The protests have been replaced by plastic green branding—sponsored by the same companies fueling environmental collapse. (Looking at you, Coca-Cola. Clorox. Hefty. Exxon. Chevron. McDonalds. And many more.)
Corporations slap a leaf on their logo, launch a feel-good campaign, and cash in on the moment. They lean into vague buzzwords—“eco-friendly,” “sustainable,” “biodegradable”—and bank on us not looking too closely.
Instead of breaking the status quo, we’re handed reusable water bottles. Instead of demanding legislation, we’re told to “do our part” while billion-dollar companies continue to pollute the Earth and make record breaking profits.
That didn’t happen overnight. And it wasn’t by accident.

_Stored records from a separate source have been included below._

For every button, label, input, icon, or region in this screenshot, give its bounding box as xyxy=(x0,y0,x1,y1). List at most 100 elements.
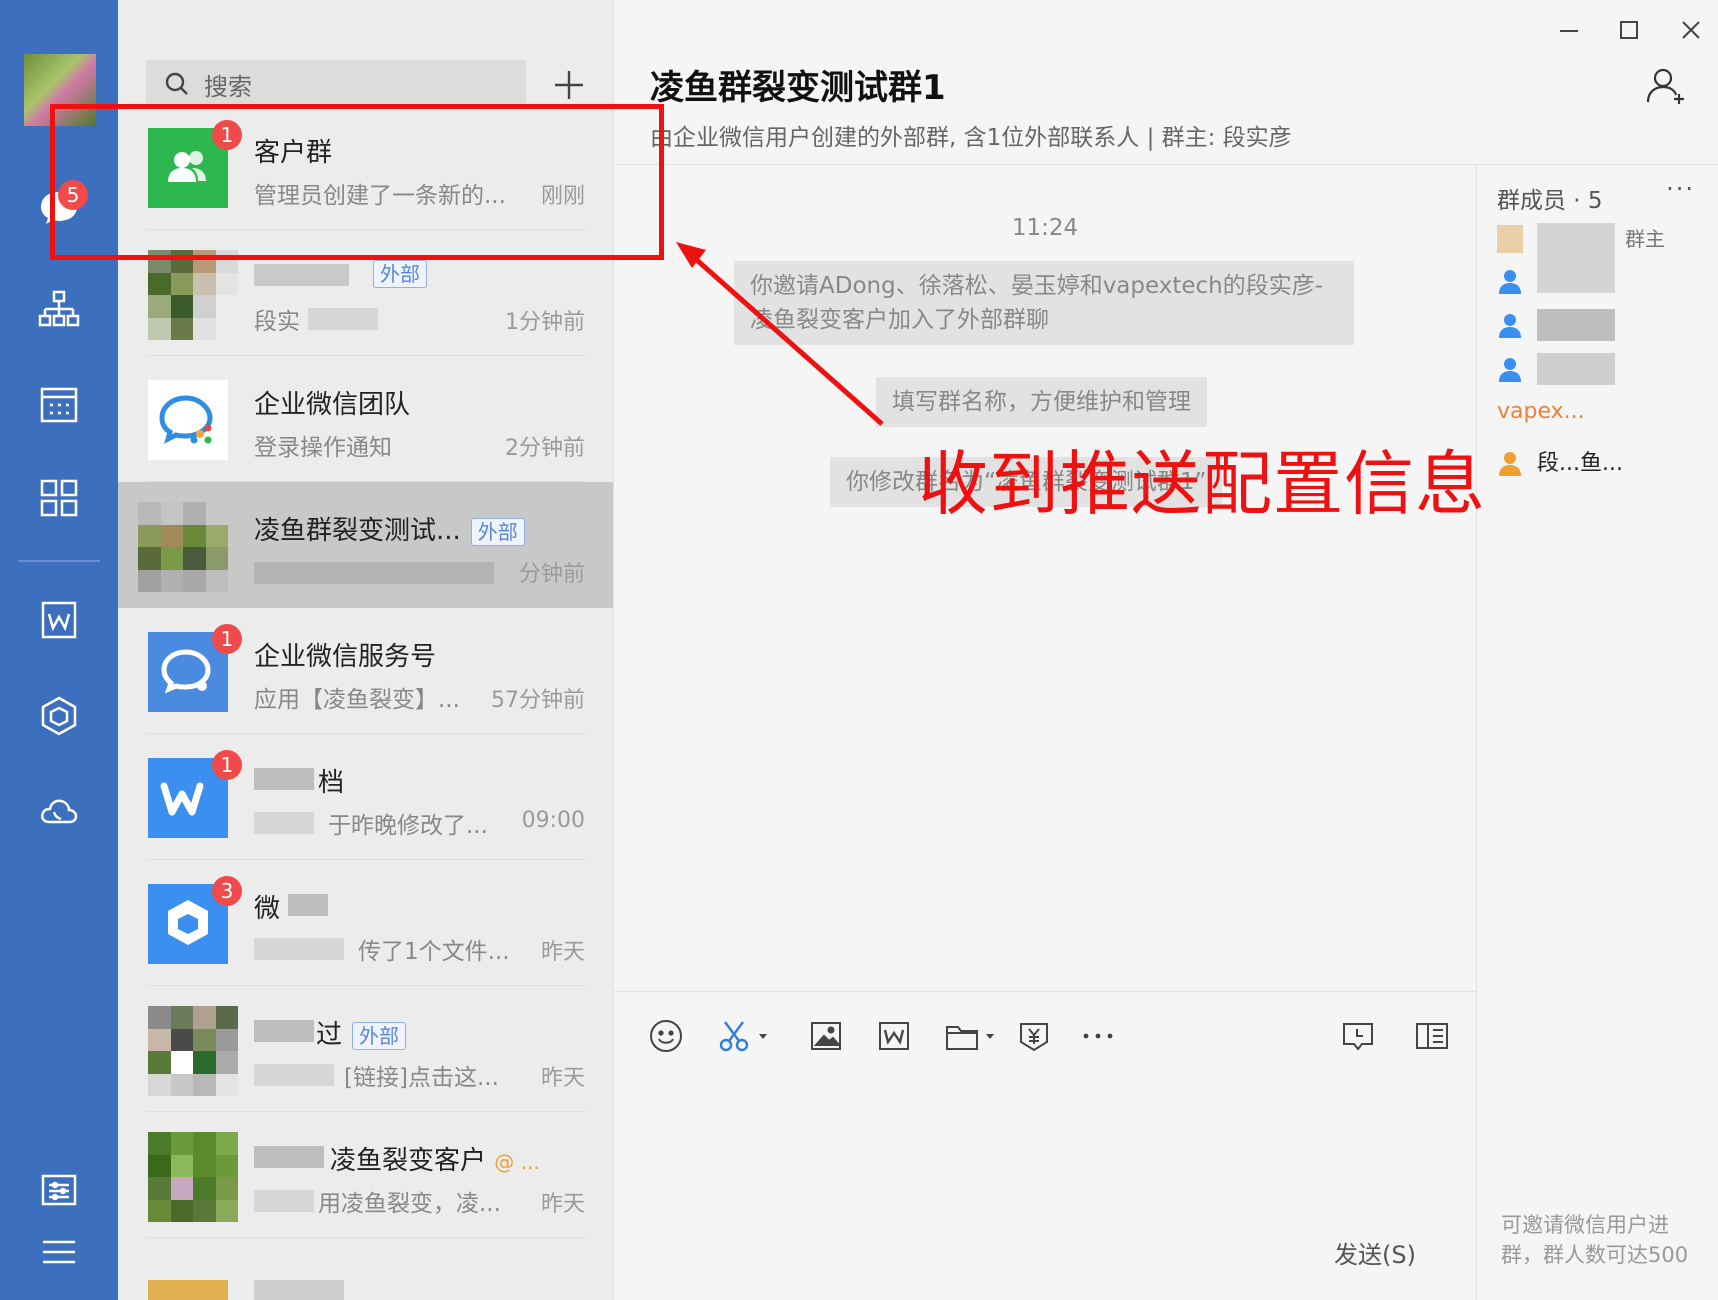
close-button[interactable] xyxy=(1671,10,1711,50)
conversation-name-text: 凌鱼群裂变测试... xyxy=(254,516,461,546)
grid-apps-icon xyxy=(40,479,78,517)
side-panel-button[interactable] xyxy=(1414,1014,1450,1058)
cloud-nav[interactable] xyxy=(0,772,118,852)
search-placeholder: 搜索 xyxy=(204,72,252,101)
conversation-name: 凌鱼群裂变测试... 外部 xyxy=(254,510,525,547)
person-icon xyxy=(1499,452,1521,476)
maximize-icon xyxy=(1620,21,1638,39)
add-member-icon[interactable] xyxy=(1644,64,1688,108)
conversation-name: 外部 xyxy=(363,258,427,288)
member-more-button[interactable]: ··· xyxy=(1666,175,1695,203)
menu-nav[interactable] xyxy=(0,1212,118,1292)
member-item[interactable]: 段...鱼... xyxy=(1497,443,1697,483)
blurred-preview xyxy=(254,938,344,960)
conversation-item[interactable]: 企业微信团队 登录操作通知 2分钟前 xyxy=(118,356,613,482)
conversation-item[interactable]: 1 企业微信服务号 应用【凌鱼裂变】... 57分钟前 xyxy=(118,608,613,734)
chat-panel: 凌鱼群裂变测试群1 由企业微信用户创建的外部群, 含1位外部联系人 | 群主: … xyxy=(613,0,1718,1300)
conversation-name: 档 xyxy=(318,768,345,798)
scissors-icon xyxy=(719,1021,749,1052)
conversation-item[interactable]: 过外部 [链接]点击这... 昨天 xyxy=(118,986,613,1112)
contacts-nav[interactable] xyxy=(0,270,118,350)
input-area: 发送(S) xyxy=(614,991,1476,1300)
conversation-name: 企业微信服务号 xyxy=(254,642,437,672)
conversation-item[interactable]: 3 微 传了1个文件... 昨天 xyxy=(118,860,613,986)
member-item[interactable]: 群主 xyxy=(1497,219,1697,293)
image-button[interactable] xyxy=(808,1014,844,1058)
conversation-item[interactable]: 1 档 于昨晚修改了... 09:00 xyxy=(118,734,613,860)
unread-badge: 1 xyxy=(212,624,242,654)
member-item[interactable] xyxy=(1497,261,1697,301)
blurred-member xyxy=(1537,353,1615,385)
search-icon xyxy=(165,72,188,95)
mosaic-avatar xyxy=(148,1006,238,1096)
blurred-name xyxy=(254,1280,344,1300)
side-panel-icon xyxy=(1416,1023,1448,1049)
org-chart-icon xyxy=(38,290,80,327)
workspace-nav[interactable] xyxy=(0,458,118,538)
conversation-item[interactable] xyxy=(118,1238,613,1300)
chevron-down-icon[interactable] xyxy=(757,1030,769,1042)
apps-nav[interactable] xyxy=(0,676,118,756)
rail-divider xyxy=(18,560,100,562)
conversation-preview: 登录操作通知 xyxy=(254,435,392,461)
unread-badge: 1 xyxy=(212,750,242,780)
history-button[interactable] xyxy=(1340,1014,1376,1058)
cube-icon xyxy=(41,696,77,736)
blurred-name xyxy=(254,264,349,286)
conversation-name: 凌鱼裂变客户 @ ... xyxy=(330,1140,540,1177)
hamburger-menu-icon xyxy=(43,1240,75,1264)
person-icon xyxy=(1499,314,1521,338)
system-message: 填写群名称，方便维护和管理 xyxy=(876,377,1207,427)
more-button[interactable] xyxy=(1080,1014,1116,1058)
external-tag: 外部 xyxy=(352,1022,407,1050)
settings-panel-icon xyxy=(41,1174,77,1206)
folder-button[interactable] xyxy=(944,1014,996,1058)
screenshot-button[interactable] xyxy=(717,1014,769,1058)
conversation-time: 昨天 xyxy=(540,1066,585,1091)
minimize-button[interactable] xyxy=(1549,10,1589,50)
member-item[interactable]: vapex... xyxy=(1497,397,1697,437)
member-item[interactable] xyxy=(1497,349,1697,389)
folder-icon xyxy=(946,1026,978,1050)
blurred-name xyxy=(254,768,314,790)
conversation-preview: [链接]点击这... xyxy=(344,1065,499,1091)
maximize-button[interactable] xyxy=(1609,10,1649,50)
red-packet-button[interactable] xyxy=(1016,1014,1052,1058)
conversation-time: 昨天 xyxy=(540,1192,585,1217)
chat-history-icon xyxy=(1343,1023,1373,1051)
conversation-time: 57分钟前 xyxy=(491,688,585,713)
partial-avatar xyxy=(148,1280,228,1300)
conversation-preview: 段实 xyxy=(254,309,300,335)
image-icon xyxy=(811,1022,842,1050)
member-item[interactable] xyxy=(1497,305,1697,345)
external-tag: 外部 xyxy=(373,260,427,288)
conversation-name: 微 xyxy=(254,894,281,924)
conversation-item-selected[interactable]: 凌鱼群裂变测试... 外部 分钟前 xyxy=(118,482,613,608)
doc-button[interactable] xyxy=(876,1014,912,1058)
blurred-preview xyxy=(254,562,494,584)
conversation-preview: 于昨晚修改了... xyxy=(328,813,488,839)
conversation-item[interactable]: 凌鱼裂变客户 @ ... 用凌鱼裂变，凌... 昨天 xyxy=(118,1112,613,1238)
docs-nav[interactable] xyxy=(0,580,118,660)
blurred-name xyxy=(254,1020,314,1042)
mention-indicator: @ ... xyxy=(494,1150,540,1174)
add-button[interactable] xyxy=(546,62,592,108)
conversation-time: 分钟前 xyxy=(518,562,585,587)
send-button[interactable]: 发送(S) xyxy=(1334,1235,1416,1270)
conversation-name-text: 过 xyxy=(316,1020,343,1050)
doc-w-icon xyxy=(879,1022,909,1050)
search-input[interactable]: 搜索 xyxy=(146,60,526,108)
calendar-icon xyxy=(40,387,78,423)
conversation-time: 1分钟前 xyxy=(505,310,585,335)
conversation-preview: 用凌鱼裂变，凌... xyxy=(318,1191,501,1217)
emoji-button[interactable] xyxy=(648,1014,684,1058)
annotation-text: 收到推送配置信息 xyxy=(918,443,1486,525)
conversation-time: 09:00 xyxy=(521,808,585,833)
plus-icon xyxy=(555,71,583,99)
calendar-nav[interactable] xyxy=(0,365,118,445)
chevron-down-icon[interactable] xyxy=(984,1030,996,1042)
annotation-highlight-box xyxy=(50,104,664,260)
more-dots-icon xyxy=(1083,1033,1113,1039)
blurred-name xyxy=(254,1146,324,1168)
payment-icon xyxy=(1020,1023,1048,1052)
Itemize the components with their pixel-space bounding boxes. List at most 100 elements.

As regulations got stronger, corporate resistance grew. Lobbying ramped up. Misinformation spread. And greenwashing was born—when a company pretends to care about the environment while doing the opposite behind closed doors.
Now, some of the worst polluters lead Earth Day campaigns. It’s a clever distraction: shift the spotlight to individual action, and off of corporate accountability.
(Side note: I’m for individual action AND systemic change. It’s not either/or—it’s both.)
But here’s the problem: we’ve bought into the feel-good version of Earth Day. Surface-level checklists. Reusable cups. Tree plantings. Social media posts.
Not bad. Just not nearly enough.
Not when the planet is warming, environmental protections are rolled back, and polluters keep profiting.
We don’t need another branded cleanup. We need disruption. Urgency. Progress. The kind Earth Day was built on.
This year, I’m thinking about my mom in those bell-bottoms—marching for clean air, safety, and justice. I’m thinking about the 20 million people who took to the streets and changed history.
And I’m thinking about how we can do it again.
Because Earth Day doesn’t need to be cozy. It needs to be consequential.
Here’s how you can reclaim the radical roots of Earth Day:
1. Follow the Money, Not the Marketing
Instead, support small and local businesses when you can. (Two I love: Eco Roots and Zero Waste Store.)
Got a greenwashed email campaign in your inbox? Hit unsubscribe. Don’t like, share, or comment on social media posts from big corporations—it fuels their reach and viral ability.
2. Shift from Individual Action to Collective Pressure
Yes, reduce your waste and recycle right—but don’t stop there.
Call your elected officials. Show up at city council meetings. Support policies that hold polluters accountable and invest in real solutions.
Tools to help:
5 Calls for quick scripts and contact numbers
ResistBot for easy, automated messages
USA.gov to find your elected reps and their contact information
Even one message makes a difference.
3. Talk Trash (Seriously)
Start conversations. At work, with your friends, with your kids’ schools.
Challenge the “Earth Day is enough” mindset.
Ask better questions. Share facts. Push for better systems where you live.
Get others involved. Real power comes in numbers.
4. Participate in Real Actions, Not Just Hashtags
Look for Earth Day events focused on justice—not just optics.
Attend a climate rally. Sign a petition. Write a letter. Organize a workshop.
Show up where your voice matters.
5. Refuse the Feel-Good. Demand the Do-Better.
If something feels performative—say so.
If it feels urgent—act.
Stay up-to-date on environmental news through Independent journalism through Grist.org.
Change isn’t easy. Progress is messy. But that’s exactly why it matters.
We’re living in a critical moment. The lines are blurry. The messaging is slick. But we still have power—in our choices, our voices, and our resistance.
This Earth Day, resist the feel-good fluff.
Push past the PR.
Reclaim the roots.
PS: I know this is meant to be about power as in electricity, but I'm reframing it to consumer power! :) Power to the people!
One day, someone may ask you:
“What did you do when it mattered most?”
Let’s give them an answer we’re proud of.